CHK1 activity assays

MEFs were lysed with lysis buffer (10 mM Tris-HCl, pH 7.4, 150 mM NaCl supplemented with phosphatase inhibitor cocktails and protease inhibitor cocktails) and whole-cell lysates were incubated with anti-CHK1 antibody for 2 h and then protein A-sepharose beads for 1 h. The beads were then washed three times with lysis buffer and then twice with kinase reaction buffer (50 mM Tris-HCl, pH 7.0, 1 mM DTT, 5 mM MgCl2, 0.4 mM MnCl2). The washed beads were resuspended in 20 μl kinase reaction buffer containing 10 μg peptide and 10 μCi γ-32P-ATP and incubated at 30 °C for 20 min with rotation. After spinning for 10 s at 4 °C, the reaction tubes were placed on ice and immediately 10 μl of supernatant was spotted onto thick Fisherbrand Whatmann paper. The papers were then washed five times with 0.5% orthophosphoric acid and rinsed once with ethanol and dried. After drying, the papers were counted with a multi-purpose Scintillation Counter LS 6500, Beckman Coulter (Mississauga, ON, USA). The CHK1 activity was expressed as percentage of the activity in the non-treated samples.

Purification of MRN and MRKRN

MRN and MRKRN were purified as follows. Insect cells (800 ml, 106 cells/ml) were co-infected with MRE11-HIS (or MRE11RK-HIS) and FLAG-RAD50 dual baculovirus and a GST-NBS1 baculovirus for 48 h in a spinner flask. The cells were collected by centrifugation and the pellet was frozen on dry ice. Cells were lysed in PBS300 (1× PBS, 150 mM NaCl, 1 mM EDTA, 1 mM DTT, 0.05% Triton X-100, and protease inhibitors). The cell lysate was centrifuged in 35 000 rpm. for 40 min. Glutathione Sepharose (2 ml, GE Healthcare) was added to the supernatant and incubated for 1.5 h at 4 °C. The beads were washed three times with PBS300, twice with PBS500 (1× PBS, 350 mM NaCl, 1 mM EDTA, 1 mM DTT, 0.05% Triton X-100 and protease inhibitors) and once with P5 buffer (20 mM NaPO4, pH 7.0, 500 mM NaCl, 10% glycerol, 0.02% Triton X-100, 5 mM imidazole). The MRN complex was eluted by cleavage with PreScission protease (60 U/ml, GE Healthcare) for 5 h at 4 °C. The supernatant was added to 400 μl of Talon resin (Clontech) and incubated for 1.5 h at 4 °C. The resin was washed with 10 ml of P30 Talon washing buffer (20 mM NaHPO4, pH 7.4, 1 M NaCl, 10% glycerol, 0.02 % Triton X-100, 30 mM imidazole). MRN complexes were eluted with buffer containing 500 mM imidazole and dialyzed in storage buffer (20 mM Tris-Cl, pH 7.5, 200 mM NaCl, 10% glycerol, 1 mM DTT).

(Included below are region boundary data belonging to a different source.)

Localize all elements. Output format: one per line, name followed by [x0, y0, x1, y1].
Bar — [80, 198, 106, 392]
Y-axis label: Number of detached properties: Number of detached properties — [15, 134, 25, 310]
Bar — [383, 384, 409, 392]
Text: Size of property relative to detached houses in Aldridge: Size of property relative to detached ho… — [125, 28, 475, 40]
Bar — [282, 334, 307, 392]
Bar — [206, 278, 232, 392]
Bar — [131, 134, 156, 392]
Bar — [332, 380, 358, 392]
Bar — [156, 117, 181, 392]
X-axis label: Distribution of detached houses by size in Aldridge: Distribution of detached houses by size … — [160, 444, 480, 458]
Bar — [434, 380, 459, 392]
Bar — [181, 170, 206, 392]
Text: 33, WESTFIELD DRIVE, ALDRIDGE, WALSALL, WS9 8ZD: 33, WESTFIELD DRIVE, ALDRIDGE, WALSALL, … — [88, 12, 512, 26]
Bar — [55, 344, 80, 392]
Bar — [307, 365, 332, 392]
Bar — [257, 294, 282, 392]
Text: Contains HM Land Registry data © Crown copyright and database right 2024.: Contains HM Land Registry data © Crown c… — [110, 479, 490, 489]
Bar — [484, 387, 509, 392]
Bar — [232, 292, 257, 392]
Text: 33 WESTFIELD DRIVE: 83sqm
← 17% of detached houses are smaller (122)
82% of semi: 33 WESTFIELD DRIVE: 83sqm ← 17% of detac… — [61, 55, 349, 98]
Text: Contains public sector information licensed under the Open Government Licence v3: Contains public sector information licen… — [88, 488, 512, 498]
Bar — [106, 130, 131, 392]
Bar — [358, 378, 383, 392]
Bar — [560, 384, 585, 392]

Exonuclease and DNA-binding assays

Exonuclease assays were performed as described previously 36. DNA-binding reactions (10 μl) contained 32P-labelled DNA oligonucleotides (25 nM in nucleotides of each substrate) and MRN or MRKRN, at the indicated concentrations, in binding buffer (25 mM MOPS (morpholinepropanesulfonic acid), pH 7.0, 60 mM KCl, 0.2% Tween, 2 mM DTT, 1 mM Mg(CH3COO)2). Reaction mixtures were incubated at 37 °C for 15 min, followed by 15 min of fixation in 0.2% glutaraldehyde. Reactions were loaded on an 8% TBE acrylamide gel.